The installation of hotspots in the middle of the sidewalk, as we saw between Cais do Sodré and Santos, goes against the regulations of the Lisbon City Hall itself. O Public Space Manual, released in 2018, of course: "accessible pedestrian routes must have throughout their development a continuous circulation channel unobstructed by obstructions"and are considered obstructions "public lighting, vertical, luminous and informative signs, trees, boilers and raised flower boxes, street furniture and equipment, and all other elements that may block or hinder the circulation of people". It is therefore recommended, "as good practice" that these necessary infrastructures are concentrated "in a single track", "thus freeing the remaining promenade area from any obstacles".

Also the Lisbon Pedestrian Accessibility Planpublished in 2013 by the municipality, leaves no room for doubt: "The placement of obstacles must respect an alignment, preferably rectilinear, and must not impair either the continuity or the coherence of the pedestrian circulation channel (the pedestrian must not be forced into a 'slalom')."

Mário Alves, secretary-general of the International Federation of Pedestrians and an active advocate for the rights of those on foot, is concerned about the location of these new points for shared bicycles and scooters. "The savage occupation of sidewalks is an unacceptable problem that the city of Lisbon will have to solve and never aggravate - whether by cars, or more recently by shared scooters"perspective. "Creating micromobility hubs on the sidewalk is to make official and worsen an already very negative situation for pedestrians.
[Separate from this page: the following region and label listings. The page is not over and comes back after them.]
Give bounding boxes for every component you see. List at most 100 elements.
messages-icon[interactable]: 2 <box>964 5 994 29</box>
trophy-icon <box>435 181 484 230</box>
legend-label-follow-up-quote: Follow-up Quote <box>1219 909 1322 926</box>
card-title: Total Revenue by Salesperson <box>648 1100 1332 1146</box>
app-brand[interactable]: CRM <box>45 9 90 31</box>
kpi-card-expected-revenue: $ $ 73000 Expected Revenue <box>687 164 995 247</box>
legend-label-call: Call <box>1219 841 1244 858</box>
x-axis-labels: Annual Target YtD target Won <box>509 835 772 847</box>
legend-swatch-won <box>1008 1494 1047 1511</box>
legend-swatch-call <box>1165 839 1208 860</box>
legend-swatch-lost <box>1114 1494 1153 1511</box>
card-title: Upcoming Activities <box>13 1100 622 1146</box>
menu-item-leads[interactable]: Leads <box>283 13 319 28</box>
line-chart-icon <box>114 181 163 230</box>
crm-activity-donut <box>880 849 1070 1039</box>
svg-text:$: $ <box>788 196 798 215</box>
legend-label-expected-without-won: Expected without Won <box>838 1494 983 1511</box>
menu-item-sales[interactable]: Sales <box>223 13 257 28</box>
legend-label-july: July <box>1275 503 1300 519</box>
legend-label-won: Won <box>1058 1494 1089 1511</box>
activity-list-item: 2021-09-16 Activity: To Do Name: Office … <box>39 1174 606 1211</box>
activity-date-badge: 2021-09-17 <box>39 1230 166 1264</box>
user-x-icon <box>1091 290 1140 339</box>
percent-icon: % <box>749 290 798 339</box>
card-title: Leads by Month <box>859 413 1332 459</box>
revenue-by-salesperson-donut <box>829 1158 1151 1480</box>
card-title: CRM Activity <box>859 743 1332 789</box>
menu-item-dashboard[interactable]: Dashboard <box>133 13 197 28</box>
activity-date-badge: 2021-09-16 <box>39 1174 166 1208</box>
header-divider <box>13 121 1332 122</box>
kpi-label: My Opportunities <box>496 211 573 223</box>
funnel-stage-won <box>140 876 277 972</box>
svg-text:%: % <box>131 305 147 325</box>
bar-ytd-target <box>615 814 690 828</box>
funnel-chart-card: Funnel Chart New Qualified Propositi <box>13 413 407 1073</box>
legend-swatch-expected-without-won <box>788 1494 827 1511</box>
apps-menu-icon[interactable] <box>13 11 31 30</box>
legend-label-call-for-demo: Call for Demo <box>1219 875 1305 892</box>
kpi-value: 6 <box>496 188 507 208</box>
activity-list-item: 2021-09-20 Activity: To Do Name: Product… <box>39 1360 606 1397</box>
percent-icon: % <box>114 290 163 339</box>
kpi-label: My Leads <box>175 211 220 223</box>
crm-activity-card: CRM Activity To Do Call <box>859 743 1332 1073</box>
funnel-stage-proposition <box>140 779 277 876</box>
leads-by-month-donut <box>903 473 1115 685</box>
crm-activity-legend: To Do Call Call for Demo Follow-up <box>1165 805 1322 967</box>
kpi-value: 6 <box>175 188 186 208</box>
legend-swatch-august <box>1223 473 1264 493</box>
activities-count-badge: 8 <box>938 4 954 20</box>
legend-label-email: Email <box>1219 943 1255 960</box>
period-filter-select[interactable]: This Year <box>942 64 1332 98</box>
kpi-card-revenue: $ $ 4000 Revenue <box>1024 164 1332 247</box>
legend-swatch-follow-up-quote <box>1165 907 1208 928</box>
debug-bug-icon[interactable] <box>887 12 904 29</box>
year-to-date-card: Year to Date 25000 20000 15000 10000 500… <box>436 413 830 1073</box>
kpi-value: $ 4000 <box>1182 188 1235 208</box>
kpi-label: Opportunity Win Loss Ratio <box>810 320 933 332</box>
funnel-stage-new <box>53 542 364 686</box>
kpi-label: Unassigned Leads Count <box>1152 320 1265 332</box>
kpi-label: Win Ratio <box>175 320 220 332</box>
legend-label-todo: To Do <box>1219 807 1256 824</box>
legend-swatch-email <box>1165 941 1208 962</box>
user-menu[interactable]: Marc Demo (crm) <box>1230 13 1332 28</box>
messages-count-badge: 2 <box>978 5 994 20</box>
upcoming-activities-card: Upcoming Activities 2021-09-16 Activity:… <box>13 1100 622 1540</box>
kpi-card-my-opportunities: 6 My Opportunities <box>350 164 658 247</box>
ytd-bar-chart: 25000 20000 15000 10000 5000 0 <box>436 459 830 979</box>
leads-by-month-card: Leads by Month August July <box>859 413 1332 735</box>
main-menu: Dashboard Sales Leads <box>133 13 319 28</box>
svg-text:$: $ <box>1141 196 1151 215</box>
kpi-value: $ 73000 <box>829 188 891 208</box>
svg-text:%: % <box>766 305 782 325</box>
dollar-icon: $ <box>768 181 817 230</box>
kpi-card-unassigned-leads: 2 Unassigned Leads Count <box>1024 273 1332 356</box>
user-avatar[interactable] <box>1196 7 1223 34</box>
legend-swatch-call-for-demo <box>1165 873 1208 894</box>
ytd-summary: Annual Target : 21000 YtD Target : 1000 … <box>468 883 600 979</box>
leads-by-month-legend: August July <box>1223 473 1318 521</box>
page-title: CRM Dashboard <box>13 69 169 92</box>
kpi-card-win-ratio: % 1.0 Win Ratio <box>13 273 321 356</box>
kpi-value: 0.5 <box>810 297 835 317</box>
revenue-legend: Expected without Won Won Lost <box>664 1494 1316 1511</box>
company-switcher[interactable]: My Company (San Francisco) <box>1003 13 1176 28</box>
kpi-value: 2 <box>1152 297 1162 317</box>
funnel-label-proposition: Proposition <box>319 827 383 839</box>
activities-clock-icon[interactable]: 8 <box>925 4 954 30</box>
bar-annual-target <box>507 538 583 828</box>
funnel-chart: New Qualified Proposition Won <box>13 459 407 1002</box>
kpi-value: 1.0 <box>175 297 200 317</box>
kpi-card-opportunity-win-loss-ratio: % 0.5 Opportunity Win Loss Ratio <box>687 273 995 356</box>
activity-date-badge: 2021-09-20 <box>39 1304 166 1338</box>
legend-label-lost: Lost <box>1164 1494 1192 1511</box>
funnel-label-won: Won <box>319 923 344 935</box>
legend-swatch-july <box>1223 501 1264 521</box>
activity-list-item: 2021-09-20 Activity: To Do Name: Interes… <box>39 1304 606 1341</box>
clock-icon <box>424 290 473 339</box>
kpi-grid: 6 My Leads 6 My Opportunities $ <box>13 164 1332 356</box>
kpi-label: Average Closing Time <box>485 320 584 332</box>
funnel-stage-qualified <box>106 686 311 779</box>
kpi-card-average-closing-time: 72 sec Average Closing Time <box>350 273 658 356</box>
It even fosters the mistaken idea that the parking and circulation of scooters is on the sidewalk.” To the expert, "putting even more 'junk' on already cramped sidewalk space is a nuisance to everyone and an unfair attack on the most vulnerable".

Unlike other cities, Lisbon has been creating spaces for shared bicycles in pedestrian spaces, while trying to solve the existing conflicts with the occupation of sidewalks by these dockless bicycles and scooters. In Porto, the so-called "sharing points" for this type of vehicles have been mostly installed in car parking spaces, which has allowed the circumscription of parking places by design (scooters are surrounded by kerbs, road and other cars) and keep well separated what is pedestrian from what is not.